O que faltaria, então? Falta Lula. 

Há muita coisa em andamento, muito projeto em construção, só possível em um governo racional. 

Quando se acompanha o noticiário da Presidência, que chega por WhatsApp, mas nunca transborda para as folhas dos jornais, percebe-se que, apesar das restrições fiscais, o futuro do país está sendo definido agora: reconstrução dos setores do Estado destruídas pelo bolsonarismo, negociações com China e Japão, acordos sendo iniciados e políticas de longo prazo sendo definidas.

Mas o governo não consegue transformar esse trabalho em um projeto político

Não há um plano de metas, que sintetize para a opinião pública a construção do futuro. Não há iniciativas de impacto que projetem o Conselhão como o embrião de um pacto nacional. Não há nem sinal de reação contra os esbirros autoritários das lideranças do Centrão. Não há nenhum aproveitamento da inteligência que repousa em vários órgãos públicos. E, principalmente, não há atuação política de Lula mostrando a construção do futuro.

Antes da prisão de Lula, palestrei em um evento da Confederação Nacional dos Metalúrgicos. Lula falou em seguida. Seu discurso foi matador, uma capacidade única de identificar os fatores efetivamente relevantes de desenvolvimento e transmiti-los em linguagem popular. Comentei com um colega: só tiro para parar Lula nas próximas eleições.

Depois, o Supremo Tribunal Federal e uma opinião pública desvairada lançaram ele na prisão, de onde foi retirado por ser o único apto a salvar o país do caos.

Peça 5 – os desfechos possíveis

Tem-se, então, um quadro paradoxal.

De um lado, o maior símbolo mundial da resistência progressista: Lula. De outro, o avanço sistemático da ultra-direita nesse antijornalismo ululante, de tratar Tarcisio de Freitas como um político de direita normal.

Tarcísio está transformando a Polícia Militar em uma milícia. Seu Secretário de Segurança, Guilherme Derrite, está demitindo todos os oficiais legalistas, substituindo pelos matadores do BOPE (Batalhão de Operações Especiais). Não se trata apenas do planejamento sistemático de homicídios, mas da transformação nítida em milícias fascistas com objetivos políticos.
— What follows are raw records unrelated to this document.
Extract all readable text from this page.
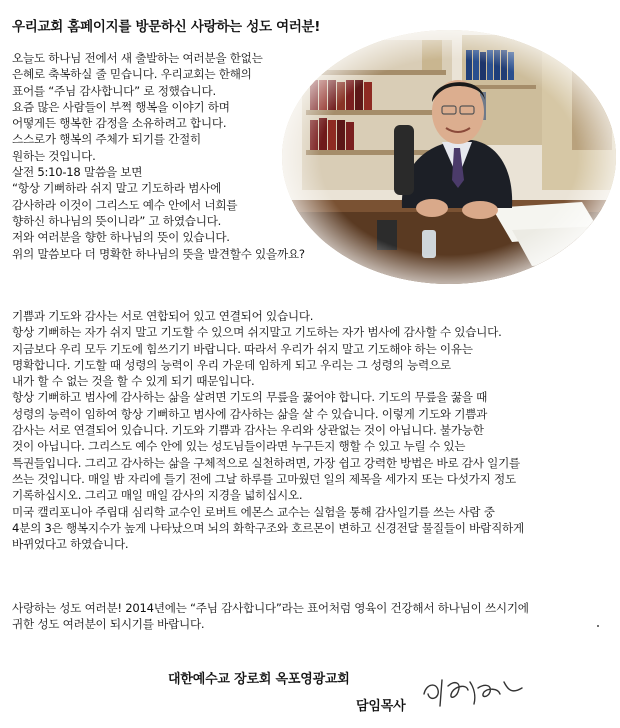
우리교회 홈페이지를 방문하신 사랑하는 성도 여러분!
오늘도 하나님 전에서 새 출발하는 여러분을 한없는
은혜로 축복하실 줄 믿습니다. 우리교회는 한해의
표어를 “주님 감사합니다” 로 정했습니다.
요즘 많은 사람들이 부쩍 행복을 이야기 하며
어떻게든 행복한 감정을 소유하려고 합니다.
스스로가 행복의 주체가 되기를 간절히
원하는 것입니다.
살전 5:10-18 말씀을 보면
“항상 기뻐하라 쉬지 말고 기도하라 범사에
감사하라 이것이 그리스도 예수 안에서 너희를
향하신 하나님의 뜻이니라” 고 하였습니다.
저와 여러분을 향한 하나님의 뜻이 있습니다.
위의 말씀보다 더 명확한 하나님의 뜻을 발견할수 있을까요?
기쁨과 기도와 감사는 서로 연합되어 있고 연결되어 있습니다.
항상 기뻐하는 자가 쉬지 말고 기도할 수 있으며 쉬지말고 기도하는 자가 범사에 감사할 수 있습니다.
지금보다 우리 모두 기도에 힘쓰기기 바랍니다. 따라서 우리가 쉬지 말고 기도해야 하는 이유는
명확합니다. 기도할 때 성령의 능력이 우리 가운데 임하게 되고 우리는 그 성령의 능력으로
내가 할 수 없는 것을 할 수 있게 되기 때문입니다.
항상 기뻐하고 범사에 감사하는 삶을 살려면 기도의 무릎을 꿇어야 합니다. 기도의 무릎을 꿇을 때
성령의 능력이 임하여 항상 기뻐하고 범사에 감사하는 삶을 살 수 있습니다. 이렇게 기도와 기쁨과
감사는 서로 연결되어 있습니다. 기도와 기쁨과 감사는 우리와 상관없는 것이 아닙니다. 불가능한
것이 아닙니다. 그리스도 예수 안에 있는 성도님들이라면 누구든지 행할 수 있고 누릴 수 있는
특권들입니다. 그리고 감사하는 삶을 구체적으로 실천하려면, 가장 쉽고 강력한 방법은 바로 감사 일기를
쓰는 것입니다. 매일 밤 자리에 들기 전에 그날 하루를 고마웠던 일의 제목을 세가지 또는 다섯가지 정도
기록하십시오. 그리고 매일 매일 감사의 지경을 넓히십시오.
미국 캘리포니아 주립대 심리학 교수인 로버트 에몬스 교수는 실험을 통해 감사일기를 쓰는 사람 중
4분의 3은 행복지수가 높게 나타났으며 뇌의 화학구조와 호르몬이 변하고 신경전달 물질들이 바람직하게
바뀌었다고 하였습니다.
사랑하는 성도 여러분! 2014년에는 “주님 감사합니다”라는 표어처럼 영육이 건강해서 하나님이 쓰시기에
귀한 성도 여러분이 되시기를 바랍니다.
대한예수교 장로회 옥포영광교회
담임목사
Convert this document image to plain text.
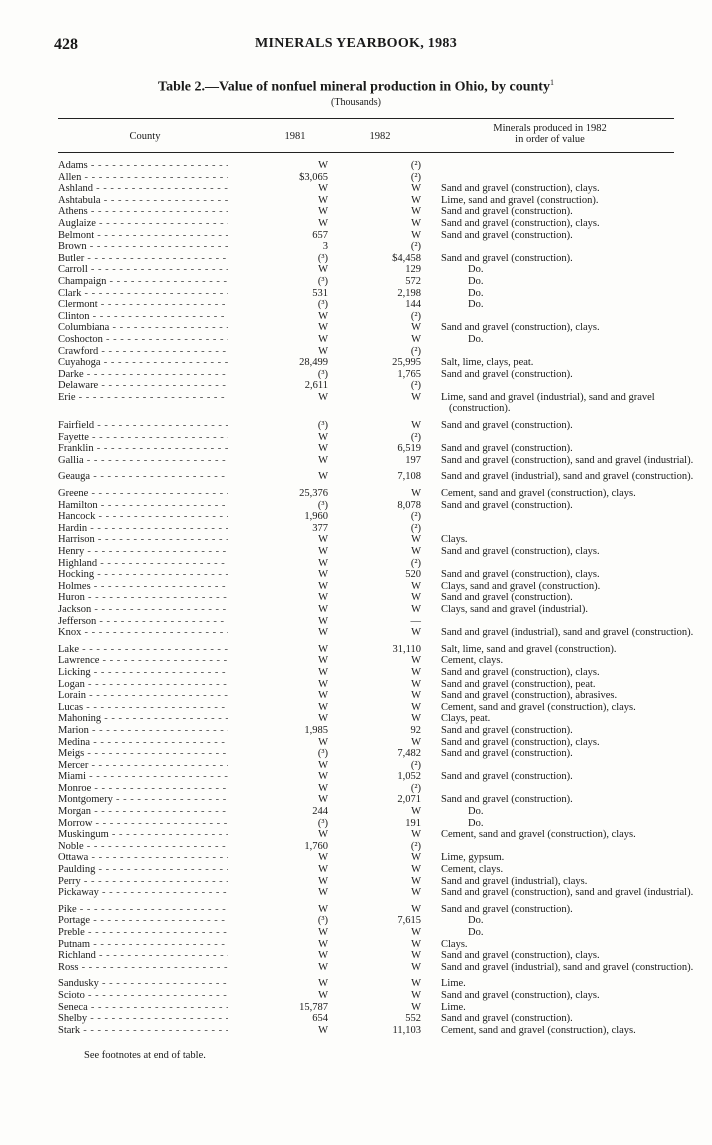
428	MINERALS YEARBOOK, 1983
Table 2.—Value of nonfuel mineral production in Ohio, by county$^1$
(Thousands)
County	1981	1982
Minerals produced in 1982
in order of value
Adams - - -	W	(²)
Allen - - -	$3,065	(²)
Ashland - - -	W	W Sand and gravel (construction), clays.
Ashtabula - - -	W	W Lime, sand and gravel (construction).
Athens - - -	W	W Sand and gravel (construction).
Auglaize - - -	W	W Sand and gravel (construction), clays.
Belmont - - -	657	W Sand and gravel (construction).
Brown - - -	3	(²)
Butler - - -	(³)	$4,458 Sand and gravel (construction).
Carroll - - -	W	129	Do.
Champaign - - -	(³)	572	Do.
Clark - - -	531	2,198	Do.
Clermont - - -	(³)	144	Do.
Clinton - - -	W	(²)
Columbiana - - -	W	W Sand and gravel (construction), clays.
Coshocton - - -	W	W	Do.
Crawford - - -	W	(²)
Cuyahoga - - -	28,499	25,995 Salt, lime, clays, peat.
Darke - - -	(³)	1,765 Sand and gravel (construction).
Delaware - - -	2,611	(²)
Erie - - -	W	W Lime, sand and gravel (industrial), sand and gravel (construction).
Fairfield - - -	(³)	W Sand and gravel (construction).
Fayette - - -	W	(²)
Franklin - - -	W	6,519 Sand and gravel (construction).
Gallia - - -	W	197 Sand and gravel (construction), sand and gravel (industrial).
Geauga - - -	W	7,108 Sand and gravel (industrial), sand and gravel (construction).
Greene - - -	25,376	W Cement, sand and gravel (construction), clays.
Hamilton - - -	(³)	8,078 Sand and gravel (construction).
Hancock - - -	1,960	(²)
Hardin - - -	377	(²)
Harrison - - -	W	W Clays.
Henry - - -	W	W Sand and gravel (construction), clays.
Highland - - -	W	(²)
Hocking - - -	W	520 Sand and gravel (construction), clays.
Holmes - - -	W	W Clays, sand and gravel (construction).
Huron - - -	W	W Sand and gravel (construction).
Jackson - - -	W	W Clays, sand and gravel (industrial).
Jefferson - - -	W	—
Knox - - -	W	W Sand and gravel (industrial), sand and gravel (construction).
Lake - - -	W	31,110 Salt, lime, sand and gravel (construction).
Lawrence - - -	W	W Cement, clays.
Licking - - -	W	W Sand and gravel (construction), clays.
Logan - - -	W	W Sand and gravel (construction), peat.
Lorain - - -	W	W Sand and gravel (construction), abrasives.
Lucas - - -	W	W Cement, sand and gravel (construction), clays.
Mahoning - - -	W	W Clays, peat.
Marion - - -	1,985	92 Sand and gravel (construction).
Medina - - -	W	W Sand and gravel (construction), clays.
Meigs - - -	(³)	7,482 Sand and gravel (construction).
Mercer - - -	W	(²)
Miami - - -	W	1,052 Sand and gravel (construction).
Monroe - - -	W	(²)
Montgomery - - -	W	2,071 Sand and gravel (construction).
Morgan - - -	244	W	Do.
Morrow - - -	(³)	191	Do.
Muskingum - - -	W	W Cement, sand and gravel (construction), clays.
Noble - - -	1,760	(²)
Ottawa - - -	W	W Lime, gypsum.
Paulding - - -	W	W Cement, clays.
Perry - - -	W	W Sand and gravel (industrial), clays.
Pickaway - - -	W	W Sand and gravel (construction), sand and gravel (industrial).
Pike - - -	W	W Sand and gravel (construction).
Portage - - -	(³)	7,615	Do.
Preble - - -	W	W	Do.
Putnam - - -	W	W Clays.
Richland - - -	W	W Sand and gravel (construction), clays.
Ross - - -	W	W Sand and gravel (industrial), sand and gravel (construction).
Sandusky - - -	W	W Lime.
Scioto - - -	W	W Sand and gravel (construction), clays.
Seneca - - -	15,787	W Lime.
Shelby - - -	654	552 Sand and gravel (construction).
Stark - - -	W	11,103 Cement, sand and gravel (construction), clays.
See footnotes at end of table.
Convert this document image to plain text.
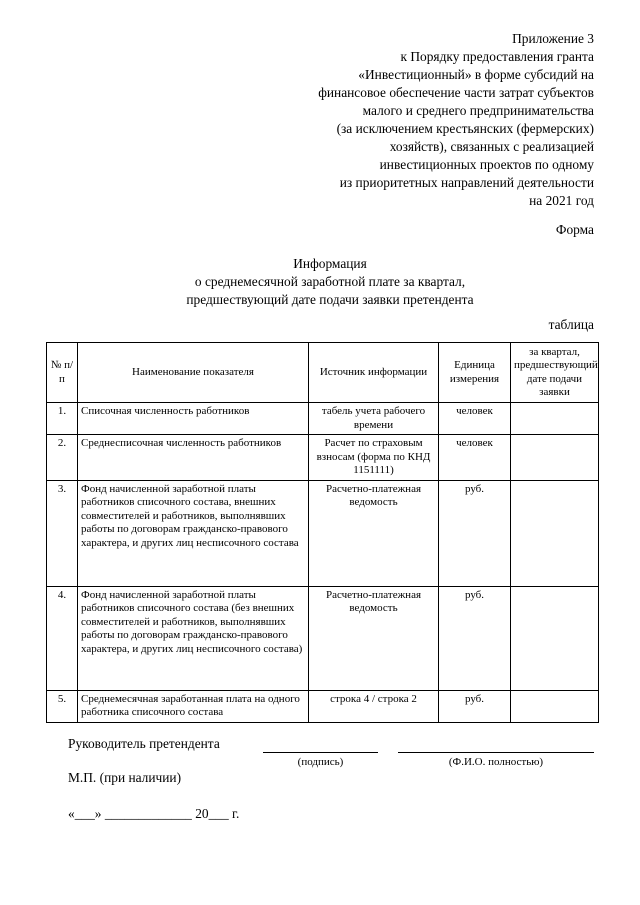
Приложение 3
к Порядку предоставления гранта
«Инвестиционный» в форме субсидий на
финансовое обеспечение части затрат субъектов
малого и среднего предпринимательства
(за исключением крестьянских (фермерских)
хозяйств), связанных с реализацией
инвестиционных проектов по одному
из приоритетных направлений деятельности
на 2021 год
Форма
Информация
о среднемесячной заработной плате за квартал,
предшествующий дате подачи заявки претендента
таблица
№ п/п	Наименование показателя	Источник информации	Единица измерения	за квартал, предшествующий дате подачи заявки
1.	Списочная численность работников	табель учета рабочего времени	человек	
2.	Среднесписочная численность работников	Расчет по страховым взносам (форма по КНД 1151111)	человек	
3.	Фонд начисленной заработной платы работников списочного состава, внешних совместителей и работников, выполнявших работы по договорам гражданско-правового характера, и других лиц несписочного состава	Расчетно-платежная ведомость	руб.	
4.	Фонд начисленной заработной платы работников списочного состава (без внешних совместителей и работников, выполнявших работы по договорам гражданско-правового характера, и других лиц несписочного состава)	Расчетно-платежная ведомость	руб.	
5.	Среднемесячная заработанная плата на одного работника списочного состава	строка 4 / строка 2	руб.	
Руководитель претендента
(подпись)	(Ф.И.О. полностью)
М.П. (при наличии)
«___» _____________ 20___ г.
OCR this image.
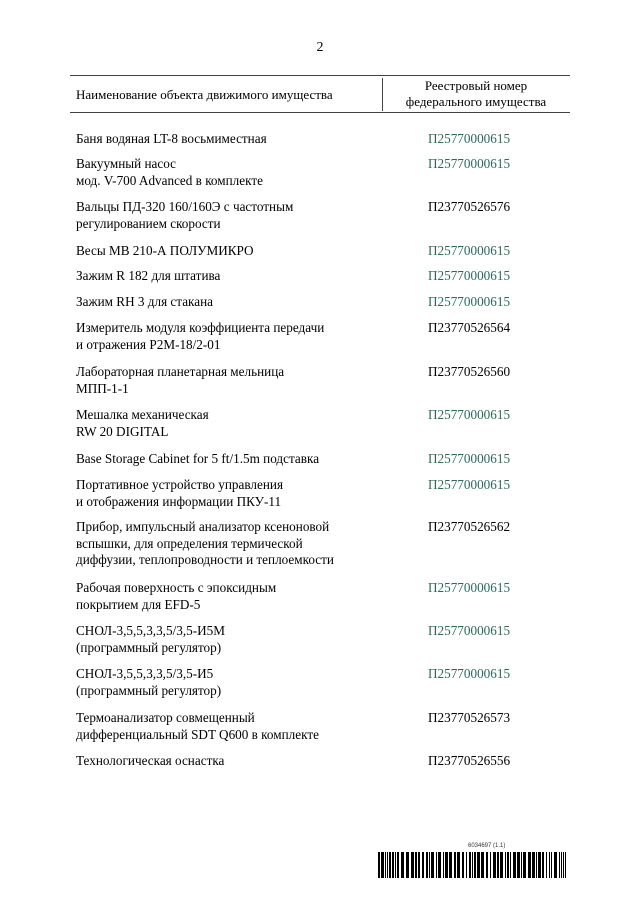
2
Наименование объекта движимого имущества
Реестровый номер
федерального имущества
Баня водяная LT-8 восьмиместная	П25770000615
Вакуумный насос
мод. V-700 Advanced в комплекте
П25770000615
Вальцы ПД-320 160/160Э с частотным
регулированием скорости
П23770526576
Весы МВ 210-А ПОЛУМИКРО	П25770000615
Зажим R 182 для штатива	П25770000615
Зажим RH 3 для стакана	П25770000615
Измеритель модуля коэффициента передачи
и отражения Р2М-18/2-01
П23770526564
Лабораторная планетарная мельница
МПП-1-1
П23770526560
Мешалка механическая
RW 20 DIGITAL
П25770000615
Base Storage Cabinet for 5 ft/1.5m подставка	П25770000615
Портативное устройство управления
и отображения информации ПКУ-11
П25770000615
Прибор, импульсный анализатор ксеноновой
вспышки, для определения термической
диффузии, теплопроводности и теплоемкости
П23770526562
Рабочая поверхность с эпоксидным
покрытием для EFD-5
П25770000615
СНОЛ-3,5,5,3,3,5/3,5-И5М
(программный регулятор)
П25770000615
СНОЛ-3,5,5,3,3,5/3,5-И5
(программный регулятор)
П25770000615
Термоанализатор совмещенный
дифференциальный SDT Q600 в комплекте
П23770526573
Технологическая оснастка	П23770526556
6034697 (1.1)
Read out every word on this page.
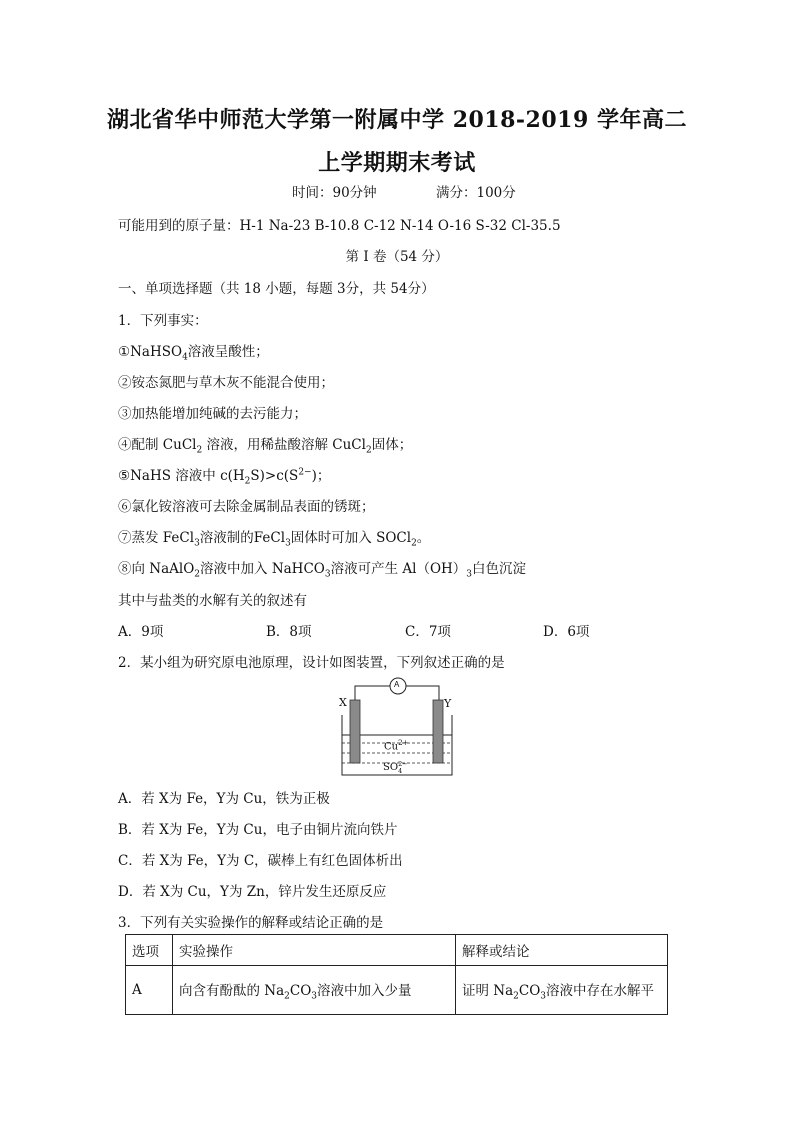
湖北省华中师范大学第一附属中学 2018-2019 学年高二
上学期期末考试
时间：90分钟	满分：100分
可能用到的原子量：H-1 Na-23 B-10.8 C-12 N-14 O-16 S-32 Cl-35.5
第 I 卷（54 分）
一、单项选择题（共 18 小题，每题 3分，共 54分）
1．下列事实：
①NaHSO$_4$溶液呈酸性；
②铵态氮肥与草木灰不能混合使用；
③加热能增加纯碱的去污能力；
④配制 CuCl$_2$ 溶液，用稀盐酸溶解 CuCl$_2$固体；
⑤NaHS 溶液中 $c(H_2S)>c(S^{2-})$；
⑥氯化铵溶液可去除金属制品表面的锈斑；
⑦蒸发 FeCl$_3$溶液制的FeCl$_3$固体时可加入 SOCl$_2$。
⑧向 NaAlO$_2$溶液中加入 NaHCO$_3$溶液可产生 $Al(OH)_3$白色沉淀
其中与盐类的水解有关的叙述有
A．9项	B．8项	C．7项	D．6项
2．某小组为研究原电池原理，设计如图装置，下列叙述正确的是
X	Y
A
$Cu^{2+}$
SO 2−
4
A．若 X为 Fe，Y为 Cu，铁为正极
B．若 X为 Fe，Y为 Cu，电子由铜片流向铁片
C．若 X为 Fe，Y为 C，碳棒上有红色固体析出
D．若 X为 Cu，Y为 Zn，锌片发生还原反应
3．下列有关实验操作的解释或结论正确的是
选项	实验操作	解释或结论
A	向含有酚酞的 $Na_2CO_3$溶液中加入少量	证明 $Na_2CO_3$溶液中存在水解平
Veja-se o que aconteceu com as manifestações do BOPE de São josé do Rio Preto, imitando as cerimônias da Klu Klux Kan. 

Pergunte se houve alguma punição, ou aos PMS responsáveis por assassinatos a sangue frio, documentados por vídeos espalhados pela Internet.

Se não são evidências nítidas de um governador fascista, investindo nas futuras milícias armadas, seria o quê? O que ocorreria na eventualidade de Tarcísio presidente?

Certamente repetiria o modelo Bolsonaro, de invasão da administração pública pelos militares, da abertura indiscriminada de aumento nos rendimentos militares. E como se comportaria a corporação em um eventual governo Tarcísio, com ele substituindo o Alto Comando legalista por filhos dos porões da ditadura, por órfãos de Silvio Frota?

Nada isso importa: Tarcísio é a garantia de privatização da Petrobras, de invasão das universidades por tutores militares, da revanche final da ultra-direita, espelhado no exemplo do tutor maior: Donald Trump.

Se parasse a história agora, a contribuição de Lula à democracia já estaria estampada nos livros de história. Não serão necessários muitos anos para o reconhecimento dos Xixo de hoje. É uma biografia épica, do político condenado à prisão pela mais alta corte do país, e retirado dela pela mesma corte, quando viu nele a única alternativa contra a ditadura bolsonarista.

Mas tem que cair a ficha de Lula para um fato. Não há férias nem aposentadoria para personagens da história. É hora de, a exemplo de Charles Laughton em “Testemunha de Acusação”, pegar novamente o chapéu de metalúrgico e completar seu trabalho maior: a consolidação definitiva da democracia no país.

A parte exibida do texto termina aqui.